AI Agents With ‘Multiple Selves’ Learn To Adapt Quickly In A Changing World

Our adaptability to an ever-changing world is a superpower that currently escapes most AI agents. Even the most sophisticated AI agents break down-or require untenable amounts of computing time-as they juggle conflicting goals.

Although able to learn from its mistakes, the AI struggles to find the right balance when challenged with multiple opposing goals simultaneously. In a new study published in PNAS, the team took a page from cognitive neuroscience and built a modular AI agent.

Rather than a monolithic AI-a single network that encompasses the entire “Self”-the team constructed a modular agent, each part with its own “Motivation” and goals but commanding a single “Body.” Like a democratic society, the AI system argues within itself to decide on the best response, where the action most likely to yield the largest winning outcome guides its next step.

By deconstructing an AI agent, the research doesn’t just provide insight into smarter machine learning agents.

In a sense, the monolithic agent is a unified brain that tries to maximize the best outcome after simultaneously processing all resources in tandem.

The opponent: modular AI. Like an octopus with semi-autonomous limbs, the AI agent is broken down into sub-agents, each with its own goals and feedback.

To make it a fair fight, each module is also trained with DQL. The separate “Brains” observe their surroundings and learn to select the best option-but only tailored to their own goals.

The solution with the potential optimal outcome is then selected, piloting the AI agent on to its next choice. Each AI agent roams around a two-dimensional grid that has different types of resources hidden in some regions. The goal is to keep the agent’s four stats at their set level, with each gradually decreasing over time.

If the agent had a low ‘hunger’ stat, it could collect the ‘food’ resource by moving to the location of that resource,” explained the team.

The monolithic agent readily maintained its four stats after 30,000 training steps, though it went through a period of overshooting and undershooting until reaching the targeted goals.

By 5,000 learning steps, the agent had already captured an understanding of the “State of the world.”

Unlike previous methods for modular systems that divide and conquer to move towards a final goal, here the AI represents a more holistic social relationship-one in which some modules gain and some lose through a constant state of internal competition.

Because the AI agent’s “Body” is guided only by the winning module, the losing ones have to go along with a decision they didn’t agree with and are forced into a new reality.

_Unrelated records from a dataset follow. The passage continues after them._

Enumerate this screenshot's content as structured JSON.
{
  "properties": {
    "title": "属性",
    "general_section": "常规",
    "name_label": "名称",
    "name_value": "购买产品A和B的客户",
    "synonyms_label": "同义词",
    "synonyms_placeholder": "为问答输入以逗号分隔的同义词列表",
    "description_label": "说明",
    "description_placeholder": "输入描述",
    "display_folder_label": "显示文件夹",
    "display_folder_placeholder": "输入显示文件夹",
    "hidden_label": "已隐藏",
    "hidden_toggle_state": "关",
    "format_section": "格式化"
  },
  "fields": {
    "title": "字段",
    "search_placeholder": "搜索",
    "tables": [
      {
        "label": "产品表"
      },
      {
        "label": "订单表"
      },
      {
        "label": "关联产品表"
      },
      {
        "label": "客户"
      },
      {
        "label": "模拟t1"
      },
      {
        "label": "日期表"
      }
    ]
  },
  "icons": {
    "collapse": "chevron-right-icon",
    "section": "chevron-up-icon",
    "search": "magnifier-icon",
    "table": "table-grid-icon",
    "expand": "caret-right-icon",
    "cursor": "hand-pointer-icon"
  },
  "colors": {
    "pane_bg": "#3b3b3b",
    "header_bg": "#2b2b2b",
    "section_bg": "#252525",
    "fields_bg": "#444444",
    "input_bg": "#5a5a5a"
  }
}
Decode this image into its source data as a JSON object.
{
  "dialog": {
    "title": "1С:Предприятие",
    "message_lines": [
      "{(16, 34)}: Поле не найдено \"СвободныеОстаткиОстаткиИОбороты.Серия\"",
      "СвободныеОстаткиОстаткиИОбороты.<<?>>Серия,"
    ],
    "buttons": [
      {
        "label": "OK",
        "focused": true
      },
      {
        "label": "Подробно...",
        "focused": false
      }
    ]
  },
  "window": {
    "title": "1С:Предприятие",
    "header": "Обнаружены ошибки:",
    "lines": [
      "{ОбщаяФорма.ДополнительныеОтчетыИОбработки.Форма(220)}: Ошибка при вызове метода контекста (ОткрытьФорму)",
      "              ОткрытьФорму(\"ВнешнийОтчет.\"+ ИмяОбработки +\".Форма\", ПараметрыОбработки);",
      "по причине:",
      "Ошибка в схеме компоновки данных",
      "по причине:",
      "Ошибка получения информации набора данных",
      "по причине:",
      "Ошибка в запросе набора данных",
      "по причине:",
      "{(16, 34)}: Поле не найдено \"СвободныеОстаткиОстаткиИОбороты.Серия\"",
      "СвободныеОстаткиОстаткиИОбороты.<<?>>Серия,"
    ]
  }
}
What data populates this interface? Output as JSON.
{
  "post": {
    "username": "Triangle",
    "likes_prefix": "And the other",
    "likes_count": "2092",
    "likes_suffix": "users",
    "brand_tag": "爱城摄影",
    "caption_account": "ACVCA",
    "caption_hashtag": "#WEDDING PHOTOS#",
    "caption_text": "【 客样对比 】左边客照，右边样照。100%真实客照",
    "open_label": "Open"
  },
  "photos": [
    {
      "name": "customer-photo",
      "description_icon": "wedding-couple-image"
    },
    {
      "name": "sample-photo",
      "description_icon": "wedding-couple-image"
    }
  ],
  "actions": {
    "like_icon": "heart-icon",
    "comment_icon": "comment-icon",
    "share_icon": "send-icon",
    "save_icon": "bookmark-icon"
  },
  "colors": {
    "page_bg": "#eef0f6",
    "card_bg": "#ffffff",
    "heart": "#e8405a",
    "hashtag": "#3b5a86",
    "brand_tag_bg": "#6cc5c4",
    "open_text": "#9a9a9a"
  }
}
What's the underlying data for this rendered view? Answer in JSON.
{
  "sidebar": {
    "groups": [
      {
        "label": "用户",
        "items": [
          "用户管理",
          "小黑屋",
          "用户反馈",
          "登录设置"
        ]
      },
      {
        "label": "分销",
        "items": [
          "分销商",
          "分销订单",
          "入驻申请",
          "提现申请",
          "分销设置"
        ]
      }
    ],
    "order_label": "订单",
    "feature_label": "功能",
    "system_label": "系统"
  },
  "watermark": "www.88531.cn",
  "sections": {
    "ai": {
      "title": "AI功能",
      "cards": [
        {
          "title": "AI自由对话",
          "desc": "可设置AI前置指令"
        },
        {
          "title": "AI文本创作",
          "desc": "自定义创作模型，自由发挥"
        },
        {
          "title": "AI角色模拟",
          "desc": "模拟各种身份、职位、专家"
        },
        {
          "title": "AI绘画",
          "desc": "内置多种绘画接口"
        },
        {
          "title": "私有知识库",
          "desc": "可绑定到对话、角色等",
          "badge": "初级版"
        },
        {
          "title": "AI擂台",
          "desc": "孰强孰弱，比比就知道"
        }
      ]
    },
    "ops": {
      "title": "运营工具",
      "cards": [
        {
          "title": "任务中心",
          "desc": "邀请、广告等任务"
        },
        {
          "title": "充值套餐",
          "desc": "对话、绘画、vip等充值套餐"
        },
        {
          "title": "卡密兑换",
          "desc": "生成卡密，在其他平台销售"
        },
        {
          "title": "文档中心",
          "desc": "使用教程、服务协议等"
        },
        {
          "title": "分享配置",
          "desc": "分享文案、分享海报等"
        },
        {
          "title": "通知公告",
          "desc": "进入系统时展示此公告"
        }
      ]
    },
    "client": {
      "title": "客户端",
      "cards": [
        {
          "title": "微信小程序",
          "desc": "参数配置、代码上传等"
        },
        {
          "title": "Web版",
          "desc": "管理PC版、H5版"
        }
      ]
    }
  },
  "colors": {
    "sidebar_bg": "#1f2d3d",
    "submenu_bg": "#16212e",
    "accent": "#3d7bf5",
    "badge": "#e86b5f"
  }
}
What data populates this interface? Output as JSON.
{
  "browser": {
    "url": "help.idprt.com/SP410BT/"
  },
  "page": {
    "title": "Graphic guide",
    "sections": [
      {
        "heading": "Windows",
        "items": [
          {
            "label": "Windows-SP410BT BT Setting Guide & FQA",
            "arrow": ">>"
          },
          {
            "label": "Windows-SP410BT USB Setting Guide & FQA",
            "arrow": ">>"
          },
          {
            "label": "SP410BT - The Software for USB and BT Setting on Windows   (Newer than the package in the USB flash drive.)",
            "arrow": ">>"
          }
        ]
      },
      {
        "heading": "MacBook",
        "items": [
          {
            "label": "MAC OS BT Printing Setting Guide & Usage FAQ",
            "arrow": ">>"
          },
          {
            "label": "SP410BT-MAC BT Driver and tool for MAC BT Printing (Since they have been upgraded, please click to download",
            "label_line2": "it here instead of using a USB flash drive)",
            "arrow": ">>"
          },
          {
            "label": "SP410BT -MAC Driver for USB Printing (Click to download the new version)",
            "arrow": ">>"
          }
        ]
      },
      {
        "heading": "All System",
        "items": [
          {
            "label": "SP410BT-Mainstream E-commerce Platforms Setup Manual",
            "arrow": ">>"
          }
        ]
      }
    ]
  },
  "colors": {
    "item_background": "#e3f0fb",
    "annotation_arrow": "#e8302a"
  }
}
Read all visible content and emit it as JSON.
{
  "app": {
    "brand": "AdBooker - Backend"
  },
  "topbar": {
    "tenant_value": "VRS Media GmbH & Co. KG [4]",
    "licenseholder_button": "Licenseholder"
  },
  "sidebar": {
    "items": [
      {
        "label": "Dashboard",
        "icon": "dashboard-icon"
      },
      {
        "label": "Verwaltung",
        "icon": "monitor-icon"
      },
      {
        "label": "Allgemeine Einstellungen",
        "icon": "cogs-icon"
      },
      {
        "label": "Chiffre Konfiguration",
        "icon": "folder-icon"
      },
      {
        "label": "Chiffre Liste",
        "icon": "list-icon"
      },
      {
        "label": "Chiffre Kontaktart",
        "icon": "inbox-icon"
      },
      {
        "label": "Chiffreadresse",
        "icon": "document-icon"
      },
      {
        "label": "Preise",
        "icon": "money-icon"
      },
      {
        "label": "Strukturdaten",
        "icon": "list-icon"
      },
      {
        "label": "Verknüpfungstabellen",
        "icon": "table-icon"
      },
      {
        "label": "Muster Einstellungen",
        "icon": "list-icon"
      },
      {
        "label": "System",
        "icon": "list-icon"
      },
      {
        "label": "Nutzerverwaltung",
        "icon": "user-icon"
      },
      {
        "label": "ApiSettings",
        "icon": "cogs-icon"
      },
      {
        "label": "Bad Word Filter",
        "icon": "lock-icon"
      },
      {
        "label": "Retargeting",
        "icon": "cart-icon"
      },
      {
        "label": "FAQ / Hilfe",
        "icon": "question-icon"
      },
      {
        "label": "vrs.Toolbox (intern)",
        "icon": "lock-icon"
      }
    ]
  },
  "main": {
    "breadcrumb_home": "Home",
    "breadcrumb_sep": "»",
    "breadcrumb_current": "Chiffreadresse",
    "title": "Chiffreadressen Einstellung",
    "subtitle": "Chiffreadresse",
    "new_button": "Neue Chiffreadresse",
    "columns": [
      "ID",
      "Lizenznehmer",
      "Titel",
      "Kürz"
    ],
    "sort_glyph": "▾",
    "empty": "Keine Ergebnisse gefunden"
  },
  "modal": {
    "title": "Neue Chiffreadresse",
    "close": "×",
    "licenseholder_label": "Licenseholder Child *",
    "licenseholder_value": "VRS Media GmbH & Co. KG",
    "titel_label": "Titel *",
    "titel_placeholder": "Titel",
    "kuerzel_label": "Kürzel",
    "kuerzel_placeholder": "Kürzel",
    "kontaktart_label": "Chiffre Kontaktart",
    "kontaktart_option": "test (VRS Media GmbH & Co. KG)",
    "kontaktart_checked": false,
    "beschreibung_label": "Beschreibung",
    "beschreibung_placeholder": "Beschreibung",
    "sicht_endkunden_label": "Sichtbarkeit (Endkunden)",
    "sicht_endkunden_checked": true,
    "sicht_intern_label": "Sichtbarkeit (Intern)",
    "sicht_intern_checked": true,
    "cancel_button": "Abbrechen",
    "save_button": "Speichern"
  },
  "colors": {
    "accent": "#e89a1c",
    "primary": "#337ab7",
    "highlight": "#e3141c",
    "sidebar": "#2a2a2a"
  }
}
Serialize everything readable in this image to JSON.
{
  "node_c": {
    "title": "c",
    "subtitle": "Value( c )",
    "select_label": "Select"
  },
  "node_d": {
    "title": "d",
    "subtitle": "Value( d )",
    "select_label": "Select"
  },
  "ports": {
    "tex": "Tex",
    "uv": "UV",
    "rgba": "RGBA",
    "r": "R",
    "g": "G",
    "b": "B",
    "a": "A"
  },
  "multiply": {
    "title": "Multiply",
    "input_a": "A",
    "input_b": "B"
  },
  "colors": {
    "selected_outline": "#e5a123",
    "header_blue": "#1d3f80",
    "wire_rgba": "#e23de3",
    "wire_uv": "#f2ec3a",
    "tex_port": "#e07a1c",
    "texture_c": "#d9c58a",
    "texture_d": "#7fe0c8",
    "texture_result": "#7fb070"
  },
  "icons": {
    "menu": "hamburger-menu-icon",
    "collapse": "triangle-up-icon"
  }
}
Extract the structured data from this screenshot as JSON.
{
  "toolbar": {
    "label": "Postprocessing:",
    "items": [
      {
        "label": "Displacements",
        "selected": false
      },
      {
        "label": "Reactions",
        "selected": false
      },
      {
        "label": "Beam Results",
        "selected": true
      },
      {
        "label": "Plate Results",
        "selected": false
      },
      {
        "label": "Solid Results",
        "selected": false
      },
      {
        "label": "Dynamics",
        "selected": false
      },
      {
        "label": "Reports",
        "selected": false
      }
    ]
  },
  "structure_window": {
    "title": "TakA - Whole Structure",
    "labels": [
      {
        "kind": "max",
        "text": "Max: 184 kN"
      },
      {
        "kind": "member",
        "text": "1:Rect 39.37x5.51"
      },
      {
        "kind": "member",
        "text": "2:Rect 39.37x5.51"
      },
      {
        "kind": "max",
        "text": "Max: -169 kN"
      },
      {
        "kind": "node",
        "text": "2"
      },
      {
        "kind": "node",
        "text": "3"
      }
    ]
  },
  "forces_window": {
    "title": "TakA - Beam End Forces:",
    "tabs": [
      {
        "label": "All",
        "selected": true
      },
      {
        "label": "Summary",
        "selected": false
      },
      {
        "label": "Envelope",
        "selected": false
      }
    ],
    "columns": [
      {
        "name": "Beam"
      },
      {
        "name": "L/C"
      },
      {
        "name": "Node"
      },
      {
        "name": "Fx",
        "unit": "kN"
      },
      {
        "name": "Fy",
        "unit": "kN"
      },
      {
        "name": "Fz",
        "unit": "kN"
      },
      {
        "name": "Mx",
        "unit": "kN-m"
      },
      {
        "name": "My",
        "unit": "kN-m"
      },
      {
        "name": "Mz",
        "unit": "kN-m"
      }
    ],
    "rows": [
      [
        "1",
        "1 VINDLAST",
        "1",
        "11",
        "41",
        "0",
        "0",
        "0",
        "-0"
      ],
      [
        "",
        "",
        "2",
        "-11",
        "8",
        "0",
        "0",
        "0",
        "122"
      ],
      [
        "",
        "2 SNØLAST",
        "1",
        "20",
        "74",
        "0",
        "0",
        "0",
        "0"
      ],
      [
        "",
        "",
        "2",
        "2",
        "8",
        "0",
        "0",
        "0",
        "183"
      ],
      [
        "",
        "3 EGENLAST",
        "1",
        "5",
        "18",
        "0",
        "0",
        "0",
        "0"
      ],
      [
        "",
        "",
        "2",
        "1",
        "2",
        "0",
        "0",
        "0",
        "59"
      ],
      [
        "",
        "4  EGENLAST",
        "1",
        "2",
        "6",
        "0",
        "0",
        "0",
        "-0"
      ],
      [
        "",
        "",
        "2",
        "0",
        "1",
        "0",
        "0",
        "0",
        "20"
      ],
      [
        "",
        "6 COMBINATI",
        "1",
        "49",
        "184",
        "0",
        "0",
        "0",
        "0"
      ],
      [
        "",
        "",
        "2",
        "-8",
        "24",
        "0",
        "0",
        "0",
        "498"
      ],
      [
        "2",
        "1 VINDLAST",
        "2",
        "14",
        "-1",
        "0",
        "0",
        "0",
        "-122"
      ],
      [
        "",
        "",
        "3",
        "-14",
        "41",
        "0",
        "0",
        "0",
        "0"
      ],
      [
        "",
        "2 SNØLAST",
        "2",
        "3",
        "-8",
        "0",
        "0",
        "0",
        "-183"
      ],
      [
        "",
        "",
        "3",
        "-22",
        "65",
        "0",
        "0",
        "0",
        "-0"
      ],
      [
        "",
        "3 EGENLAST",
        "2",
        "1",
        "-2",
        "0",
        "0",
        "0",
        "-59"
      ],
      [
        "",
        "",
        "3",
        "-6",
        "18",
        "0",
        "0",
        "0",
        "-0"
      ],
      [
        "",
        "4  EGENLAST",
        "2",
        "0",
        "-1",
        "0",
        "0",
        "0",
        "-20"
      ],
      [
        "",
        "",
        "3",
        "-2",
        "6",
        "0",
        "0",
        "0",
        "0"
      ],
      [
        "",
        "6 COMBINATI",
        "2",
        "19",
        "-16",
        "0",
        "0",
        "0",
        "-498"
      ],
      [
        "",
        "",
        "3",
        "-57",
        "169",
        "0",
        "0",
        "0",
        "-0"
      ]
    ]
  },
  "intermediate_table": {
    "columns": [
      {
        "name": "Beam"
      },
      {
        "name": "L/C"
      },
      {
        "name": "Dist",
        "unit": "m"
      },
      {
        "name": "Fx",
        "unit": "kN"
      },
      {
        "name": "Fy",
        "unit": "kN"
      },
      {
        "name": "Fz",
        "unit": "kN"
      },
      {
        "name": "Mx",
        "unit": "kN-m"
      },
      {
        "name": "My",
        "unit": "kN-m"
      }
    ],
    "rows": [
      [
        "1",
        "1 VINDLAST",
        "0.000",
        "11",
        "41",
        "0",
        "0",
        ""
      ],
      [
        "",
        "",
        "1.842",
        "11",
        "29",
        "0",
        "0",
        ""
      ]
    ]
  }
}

This adaptability further shone when the team challenged both AI agents in changing environments. The modular AI quickly picked up on the changes and adapted to them, whereas the monolithic agent performed far worse. In another test the team turned up the dial, requiring the AI agents to simultaneously maintain eight factors rather than the original four.

The modular agent rapidly adapted to hunt down resources to maintain its goals. In contrast, the monolithic agent again struggled, taking far longer to return to the desired levels for each of its stats.

Similar to previous work, the modular modules show that it’s possible to have a single AI agent learn separate and easier sub-problems in parallel in a way that’s relatively decentralized in terms of data processing.